Par ailleurs, la nouvelle réforme prévoit la priorité des accords d’entreprise sur les accords de branche (durée légale du temps de travail, salaire minimal, égalité professionnelle entre hommes et femmes, etc.). Et ce, même si l’accord d’entreprise s’avère moins avantageux pour les salariés. Cette disposition créera une concurrence interne en France entre des entreprises du même secteur. Une course vers le nivellement par le bas, où telle entreprise pratiquerait tel ou tel règlement sur les horaires de nuit ou les heures supplémentaires.
Bilan des pays libéraux
Enfin, d’autres pistes sont évoquées comme l’ambition de développer le statut d’auto-entrepreneurs, l’individu payant ses propres charges et cotisations sociales, même si celui-ci est engagé par une entreprise… Dans tous les pays anglo-saxons et les pays latins – Italie, Espagne, Grèce et Portugal, qui ont été pilotes dans la régression sociale, par la casse de leur code du travail (dictée par le triptyque Commission européenne, FMI, BCE), les chiffres du chômage ont effectivement baissé, très faiblement, mais au prix d’un accroissement inquiétant des inégalités. La pauvreté a même nettement augmenté. La précarisation des salariés et des citoyens vise à mieux les maîtriser, pour les adapter au seul but d’un marché dérégulé. Un marché qui n’apprécie guère nos services publics et hôpitaux, pas assez rentables – a fortiori dans la France périphérique.

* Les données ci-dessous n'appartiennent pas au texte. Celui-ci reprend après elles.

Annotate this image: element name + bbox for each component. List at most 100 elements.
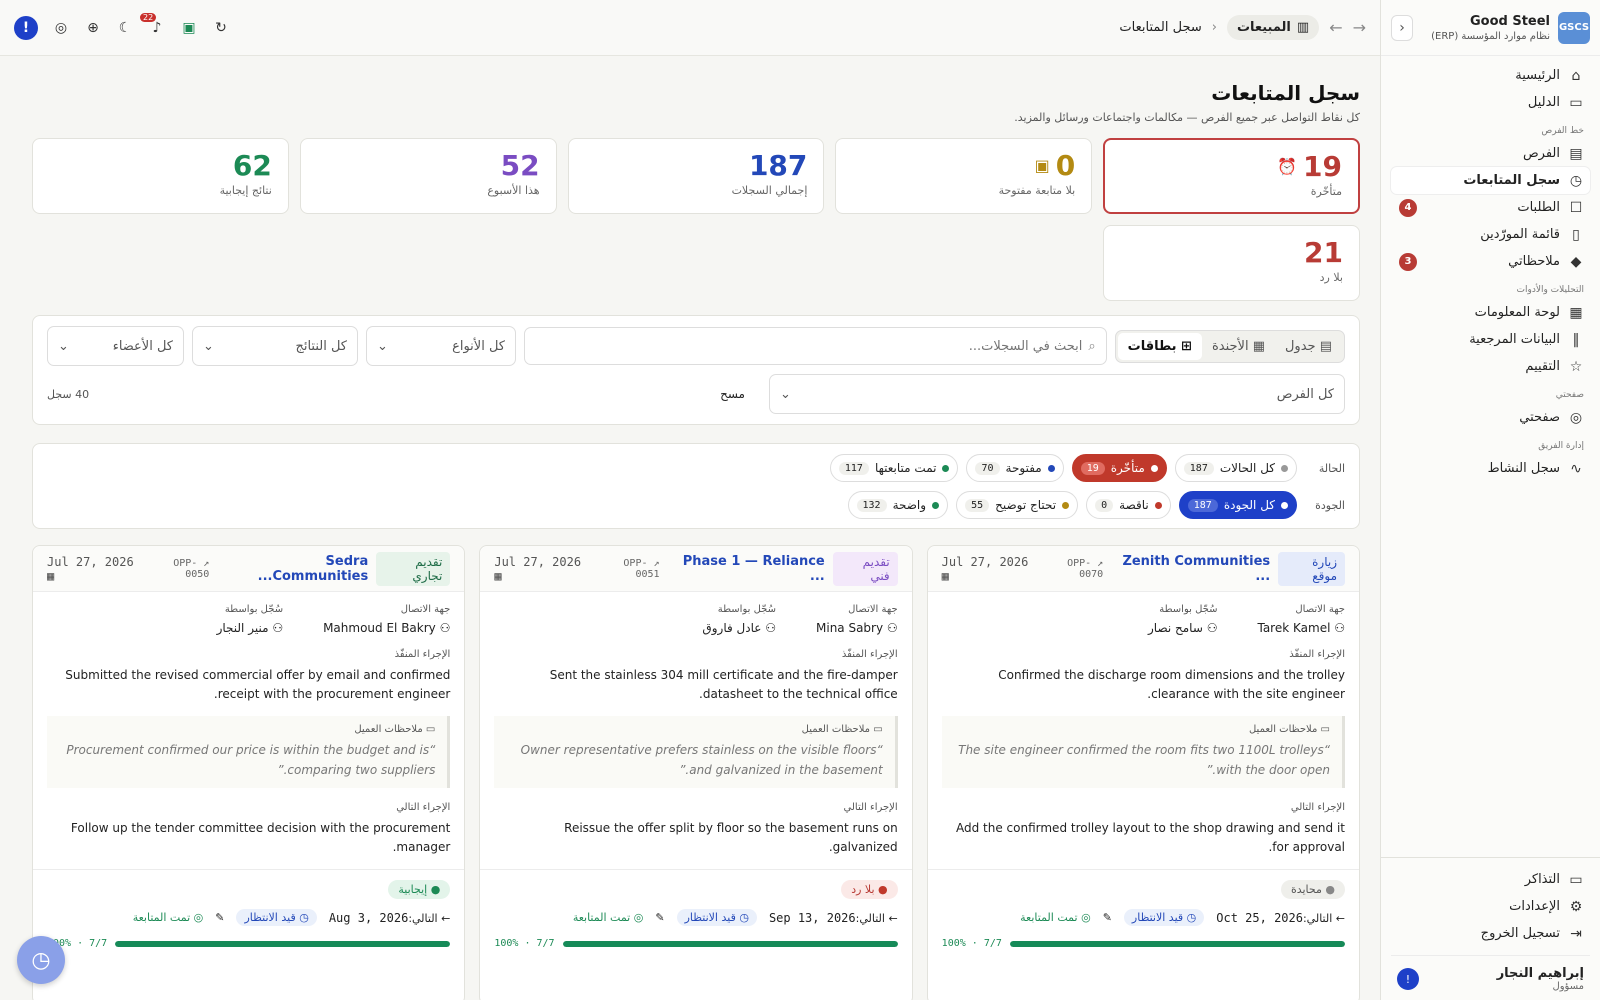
globe-icon[interactable]: ⊕ (84, 19, 102, 37)
opportunity-link[interactable]: Sedra Communities... (217, 554, 369, 584)
opportunity-link[interactable]: Zenith Communities ... (1111, 554, 1270, 584)
export-icon[interactable]: ▣ (180, 19, 198, 37)
collapse-sidebar-button[interactable]: ‹ (1391, 14, 1413, 41)
alert-icon[interactable]: ! (14, 15, 38, 40)
opportunity-id[interactable]: ↗ OPP-0050 (152, 557, 210, 580)
stat-card[interactable]: 19 ⏰ متأخّرة (1103, 138, 1360, 214)
sidebar-item[interactable]: ▭ التذاكر (1391, 866, 1590, 893)
forward-arrow-icon[interactable]: → (1353, 18, 1366, 37)
progress-fill (1009, 940, 1345, 947)
opportunities-select[interactable]: كل الفرص ⌄ (769, 374, 1345, 414)
bell-icon[interactable]: ♪ 22 (140, 12, 166, 37)
followup-card[interactable]: زيارة موقع Zenith Communities ... ↗ OPP-00… (926, 545, 1360, 1000)
clock-fab[interactable]: ◷ (17, 936, 65, 984)
contact-info: جهة الاتصال ⚇ Mina Sabry سُجّل بواسطة ⚇ عاد… (494, 604, 897, 635)
moon-icon[interactable]: ☾ (116, 19, 134, 37)
user-profile[interactable]: إبراهيم النجار مسؤول ! (1391, 955, 1590, 992)
sidebar-item[interactable]: ▭ الدليل (1391, 89, 1590, 116)
filter-chip[interactable]: تمت متابعتها 117 (829, 454, 959, 482)
filter-chip[interactable]: كل الحالات 187 (1174, 454, 1297, 482)
view-cards-tab[interactable]: ⊞ بطاقات (1117, 332, 1202, 360)
results-select[interactable]: كل النتائج ⌄ (192, 326, 358, 366)
client-notes-text: “Procurement confirmed our price is with… (66, 743, 436, 777)
client-notes-label: ▭ ملاحظات العميل (954, 724, 1330, 735)
next-date-value: Sep 13, 2026 (768, 910, 856, 925)
sidebar-item[interactable]: ⚙ الإعدادات (1391, 893, 1590, 920)
refresh-icon[interactable]: ↻ (212, 19, 230, 37)
sidebar-item[interactable]: ⇥ تسجيل الخروج (1391, 920, 1590, 947)
clock-icon: ◷ (1183, 911, 1197, 925)
members-select-value: كل الأعضاء (112, 338, 173, 354)
breadcrumb-current: سجل المتابعات (1119, 20, 1202, 35)
stat-card[interactable]: 0 ▣ بلا متابعة مفتوحة (835, 138, 1093, 214)
sidebar-item[interactable]: ☐ الطلبات 4 (1391, 194, 1590, 221)
sidebar-item[interactable]: ◎ صفحتي (1391, 404, 1590, 431)
opportunity-id[interactable]: ↗ OPP-0070 (1046, 558, 1103, 580)
stat-card[interactable]: 62 نتائج إيجابية (32, 138, 289, 214)
stat-card[interactable]: 52 هذا الأسبوع (299, 138, 557, 214)
calendar-icon: ▦ (47, 568, 55, 583)
opportunities-select-value: كل الفرص (1276, 386, 1334, 402)
stat-card[interactable]: 21 بلا رد (1103, 225, 1360, 301)
arrow-icon: ← (1332, 911, 1345, 925)
chip-label: ناقصة (1119, 498, 1149, 512)
clock-icon: ◷ (295, 911, 309, 925)
sidebar-item[interactable]: ◆ ملاحظاتي 3 (1391, 248, 1590, 275)
user-icon: ⚇ (1202, 621, 1218, 635)
members-select[interactable]: كل الأعضاء ⌄ (47, 326, 184, 366)
note-icon: ▭ (422, 724, 436, 736)
sidebar-item[interactable]: ⌂ الرئيسية (1391, 62, 1590, 89)
external-link-icon: ↗ (197, 557, 210, 569)
sidebar-item[interactable]: ▦ لوحة المعلومات (1391, 299, 1590, 326)
clear-filters-button[interactable]: مسح (720, 387, 745, 401)
sidebar-item[interactable]: ∿ سجل النشاط (1391, 455, 1590, 482)
logged-by-name: سامح نصار (1148, 621, 1203, 635)
sidebar-item[interactable]: ▤ الفرص (1391, 140, 1590, 167)
back-arrow-icon[interactable]: ← (1329, 18, 1342, 37)
check-circle-icon[interactable]: ◎ (52, 19, 70, 37)
gear-icon: ⚙ (1569, 898, 1583, 915)
opportunity-id[interactable]: ↗ OPP-0051 (601, 558, 659, 580)
mark-done-button[interactable]: ◎ تمت المتابعة (133, 911, 204, 924)
cards-grid: زيارة موقع Zenith Communities ... ↗ OPP-00… (32, 545, 1360, 1000)
result-badge: ● بلا رد (841, 880, 898, 900)
contact-label: جهة الاتصال (848, 604, 898, 615)
sidebar-item[interactable]: ☆ التقييم (1391, 353, 1590, 380)
sidebar-item-label: التذاكر (1524, 872, 1560, 887)
types-select[interactable]: كل الأنواع ⌄ (366, 326, 516, 366)
chip-count: 117 (838, 461, 869, 475)
action-label: الإجراء المنفّذ (841, 649, 898, 660)
stat-value: 19 ⏰ (1121, 150, 1342, 183)
mark-done-button[interactable]: ◎ تمت المتابعة (1020, 911, 1091, 924)
filter-chip[interactable]: مفتوحة 70 (966, 454, 1064, 482)
stat-card[interactable]: 187 إجمالي السجلات (567, 138, 825, 214)
edit-icon[interactable]: ✎ (215, 911, 224, 924)
view-table-tab[interactable]: ▤ جدول (1275, 333, 1342, 360)
dashboard-icon: ▦ (1569, 304, 1583, 321)
breadcrumb-section[interactable]: ▥ المبيعات (1226, 15, 1320, 40)
stat-number: 52 (500, 149, 540, 182)
filter-chip[interactable]: كل الجودة 187 (1178, 491, 1297, 519)
next-action-text: Add the confirmed trolley layout to the … (955, 820, 1345, 854)
followup-card[interactable]: تقديم فني Phase 1 — Reliance ... ↗ OPP-005… (479, 545, 913, 1000)
sidebar-item[interactable]: ◷ سجل المتابعات (1391, 167, 1590, 194)
followup-card[interactable]: تقديم تجاري Sedra Communities... ↗ OPP-005… (32, 545, 466, 1000)
view-cards-label: بطاقات (1127, 338, 1177, 354)
calendar-icon: ▦ (1248, 338, 1265, 354)
opportunity-link[interactable]: Phase 1 — Reliance ... (668, 554, 825, 584)
nav-section-title: صفحتي (1555, 390, 1584, 400)
filter-chip[interactable]: ناقصة 0 (1086, 491, 1171, 519)
search-input[interactable] (535, 338, 1083, 354)
mark-done-button[interactable]: ◎ تمت المتابعة (573, 911, 644, 924)
sidebar-item[interactable]: ▯ قائمة المورّدين (1391, 221, 1590, 248)
filter-chip[interactable]: واضحة 132 (847, 491, 949, 519)
edit-icon[interactable]: ✎ (1103, 911, 1112, 924)
card-date: Jul 27, 2026 ▦ (494, 555, 593, 583)
edit-icon[interactable]: ✎ (655, 911, 664, 924)
sidebar-item[interactable]: ‖ البيانات المرجعية (1391, 326, 1590, 353)
view-agenda-tab[interactable]: ▦ الأجندة (1202, 333, 1275, 360)
filter-chip[interactable]: تحتاج توضيح 55 (956, 491, 1079, 519)
chip-label: كل الحالات (1219, 461, 1275, 475)
sidebar-item-label: الإعدادات (1509, 899, 1560, 914)
filter-chip[interactable]: متأخّرة 19 (1071, 454, 1167, 482)
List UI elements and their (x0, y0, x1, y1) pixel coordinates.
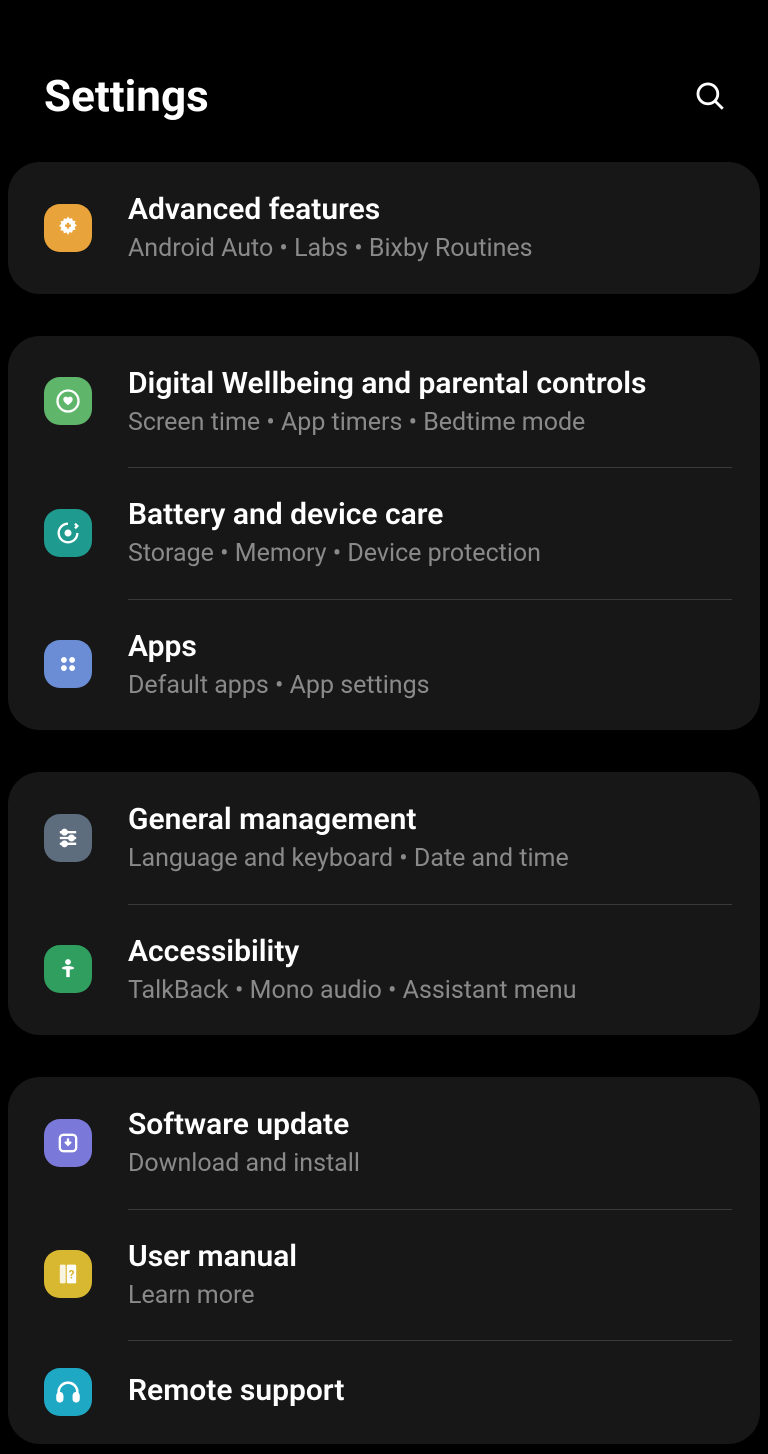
item-subtitle: TalkBack • Mono audio • Assistant menu (128, 975, 736, 1008)
item-text: Apps Default apps • App settings (128, 627, 736, 703)
settings-group: Digital Wellbeing and parental controls S… (8, 336, 760, 731)
download-circle-icon (44, 1119, 92, 1167)
search-button[interactable] (692, 78, 728, 114)
item-text: Accessibility TalkBack • Mono audio • Ass… (128, 932, 736, 1008)
item-title: General management (128, 800, 736, 839)
svg-text:?: ? (69, 1268, 75, 1282)
settings-item[interactable]: Remote support (8, 1340, 760, 1444)
settings-item[interactable]: Battery and device care Storage • Memory … (8, 467, 760, 599)
item-subtitle: Storage • Memory • Device protection (128, 538, 736, 571)
refresh-circle-icon (44, 509, 92, 557)
item-title: User manual (128, 1237, 736, 1276)
item-subtitle: Download and install (128, 1148, 736, 1181)
item-subtitle: Screen time • App timers • Bedtime mode (128, 407, 736, 440)
search-icon (693, 79, 727, 113)
sliders-icon (44, 814, 92, 862)
item-title: Advanced features (128, 190, 736, 229)
heart-circle-icon (44, 377, 92, 425)
item-text: User manual Learn more (128, 1237, 736, 1313)
item-text: Battery and device care Storage • Memory … (128, 495, 736, 571)
settings-item[interactable]: Digital Wellbeing and parental controls S… (8, 336, 760, 468)
item-text: Software update Download and install (128, 1105, 736, 1181)
settings-item[interactable]: General management Language and keyboard … (8, 772, 760, 904)
settings-item[interactable]: Accessibility TalkBack • Mono audio • Ass… (8, 904, 760, 1036)
header: Settings (0, 0, 768, 162)
item-title: Digital Wellbeing and parental controls (128, 364, 736, 403)
book-question-icon: ? (44, 1250, 92, 1298)
item-subtitle: Android Auto • Labs • Bixby Routines (128, 233, 736, 266)
settings-group: Advanced features Android Auto • Labs • B… (8, 162, 760, 294)
settings-group: Software update Download and install? User… (8, 1077, 760, 1444)
item-title: Accessibility (128, 932, 736, 971)
dots-four-icon (44, 640, 92, 688)
person-icon (44, 945, 92, 993)
item-title: Software update (128, 1105, 736, 1144)
settings-list: Advanced features Android Auto • Labs • B… (0, 162, 768, 1444)
item-title: Apps (128, 627, 736, 666)
settings-item[interactable]: Software update Download and install (8, 1077, 760, 1209)
page-title: Settings (44, 70, 209, 122)
settings-item[interactable]: Apps Default apps • App settings (8, 599, 760, 731)
settings-item[interactable]: ? User manual Learn more (8, 1209, 760, 1341)
gear-plus-icon (44, 204, 92, 252)
settings-item[interactable]: Advanced features Android Auto • Labs • B… (8, 162, 760, 294)
settings-group: General management Language and keyboard … (8, 772, 760, 1035)
item-subtitle: Default apps • App settings (128, 670, 736, 703)
item-text: General management Language and keyboard … (128, 800, 736, 876)
item-title: Battery and device care (128, 495, 736, 534)
headphones-icon (44, 1368, 92, 1416)
item-text: Advanced features Android Auto • Labs • B… (128, 190, 736, 266)
item-subtitle: Learn more (128, 1280, 736, 1313)
item-subtitle: Language and keyboard • Date and time (128, 843, 736, 876)
item-text: Remote support (128, 1371, 736, 1414)
item-text: Digital Wellbeing and parental controls S… (128, 364, 736, 440)
item-title: Remote support (128, 1371, 736, 1410)
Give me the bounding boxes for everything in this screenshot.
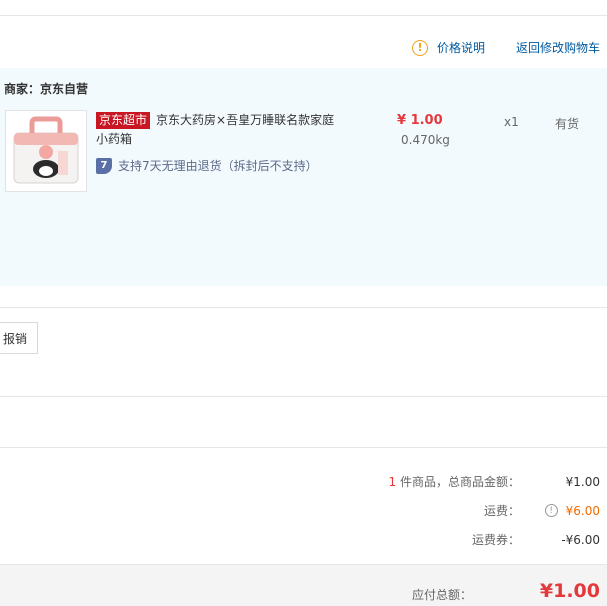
invoice-button-label: 报销 [2, 331, 27, 346]
price-note-link[interactable]: ! 价格说明 [412, 39, 485, 56]
jd-supermarket-tag: 京东超市 [96, 112, 151, 129]
return-policy: 7 支持7天无理由退货（拆封后不支持） [96, 157, 318, 174]
return-policy-text: 支持7天无理由退货（拆封后不支持） [118, 159, 318, 173]
payable-value: ¥1.00 [539, 580, 600, 602]
shipping-amount: ¥6.00 [565, 503, 600, 518]
product-thumbnail[interactable] [5, 110, 87, 192]
info-icon: ! [412, 39, 428, 56]
product-price: ¥ 1.00 [397, 113, 443, 128]
product-title[interactable]: 京东超市 京东大药房×吾皇万睡联名款家庭小药箱 [96, 111, 346, 149]
stock-status: 有货 [555, 117, 580, 131]
shipping-info-icon[interactable]: ! [544, 504, 558, 517]
section-divider [0, 396, 607, 397]
coupon-row: 运费券： -¥6.00 [320, 531, 600, 548]
goods-total-row: 1 件商品，总商品金额： ¥1.00 [320, 473, 600, 490]
coupon-value: -¥6.00 [561, 532, 600, 547]
invoice-reimburse-button[interactable]: 报销 [0, 322, 38, 354]
shipping-row: 运费： ! ¥6.00 [320, 502, 600, 519]
count-label: 件商品，总商品金额： [396, 475, 520, 489]
product-weight: 0.470kg [401, 133, 450, 147]
merchant-label: 商家：京东自营 [4, 82, 89, 96]
section-divider [0, 447, 607, 448]
goods-total-value: ¥1.00 [565, 474, 600, 489]
top-divider [0, 15, 607, 16]
payable-total-bar: 应付总额： ¥1.00 [0, 564, 607, 606]
medicine-box-image [13, 116, 79, 184]
goods-total-label: 1 件商品，总商品金额： [320, 473, 520, 490]
coupon-label: 运费券： [471, 533, 520, 547]
shipping-label: 运费： [483, 504, 520, 518]
product-quantity: x1 [504, 115, 519, 129]
shipping-value: ! ¥6.00 [520, 504, 600, 518]
section-divider [0, 307, 607, 308]
order-panel: 商家：京东自营 京东超市 京东大药房×吾皇万睡联名款家庭小药箱 7 支持7天无理由… [0, 68, 607, 286]
payable-label: 应付总额： [411, 588, 472, 602]
seven-day-return-icon: 7 [96, 157, 112, 174]
price-note-label: 价格说明 [437, 41, 486, 55]
back-to-cart-link[interactable]: 返回修改购物车 [516, 39, 600, 56]
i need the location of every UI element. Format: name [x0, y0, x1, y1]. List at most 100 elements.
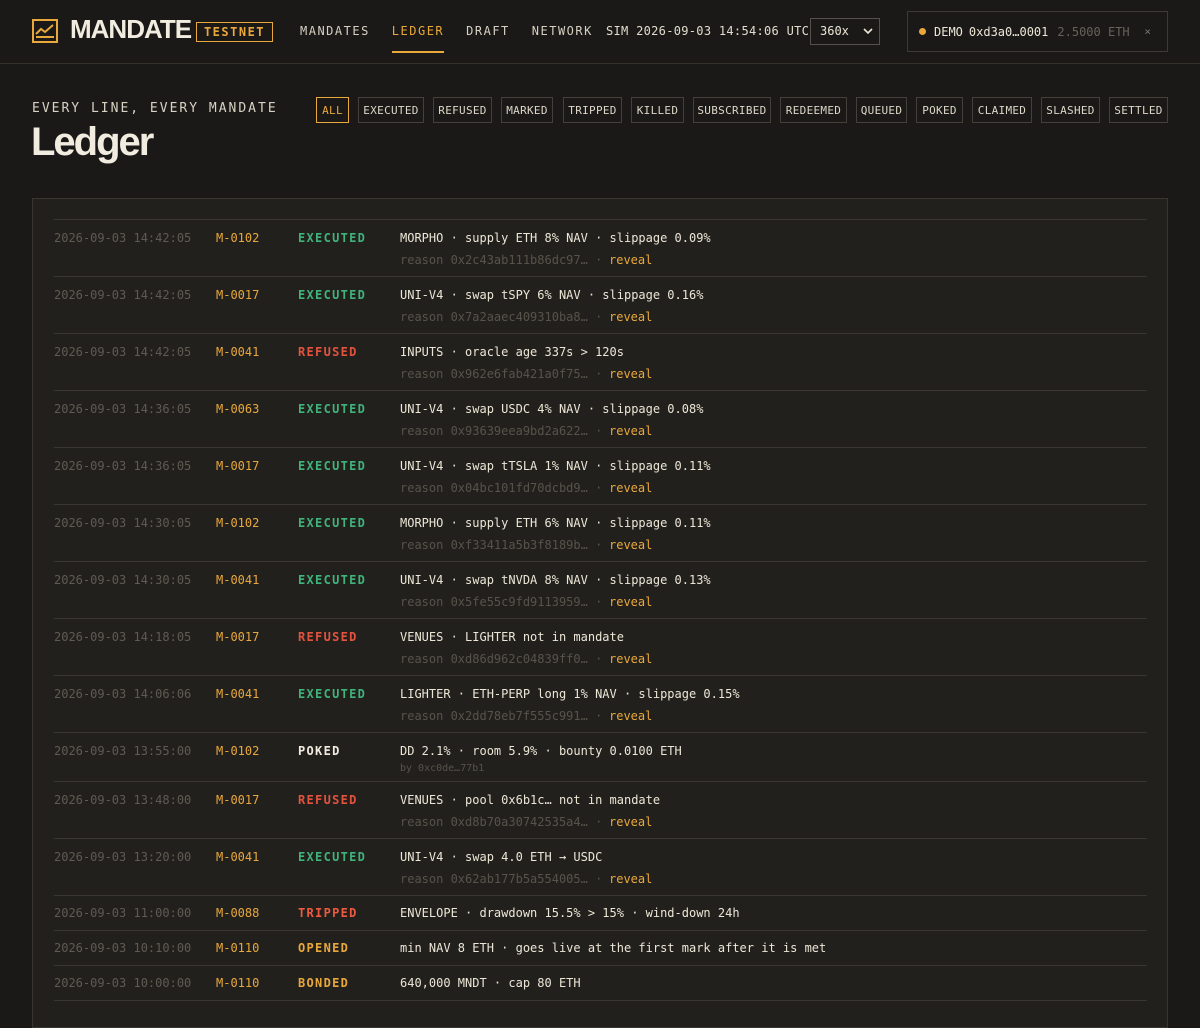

160 000 fonctionnaires de moins
La volonté du gouvernement d’Edouard Philippe de supprimer 160 000 fonctionnaires est, bel et bien, un point qui colle avec cette vision de la «start-up France». S’opposer à ce grignotage revient, entre autres, à critiquer les principales directives européennes, qui précipitent le déclin. Une position aujourd’hui considérée comme d’arrière-garde, par le décorum médiatico-politique. Aussi, que penser de la volonté d’Emmanuel Macron de signer un traité de libre-échange avec le Canada (le CETA), visant à réduire les normes de santé et d’environnement, sous prétexte de favoriser le commerce entre les deux pays ?
Faire fi de toute l’histoire des luttes sociales, des évolutions du code du travail, des conventions collectives, des acquis qui devaient permettre aux sociétés de grandir avec ses citoyens. n’est résolument pas un progrès.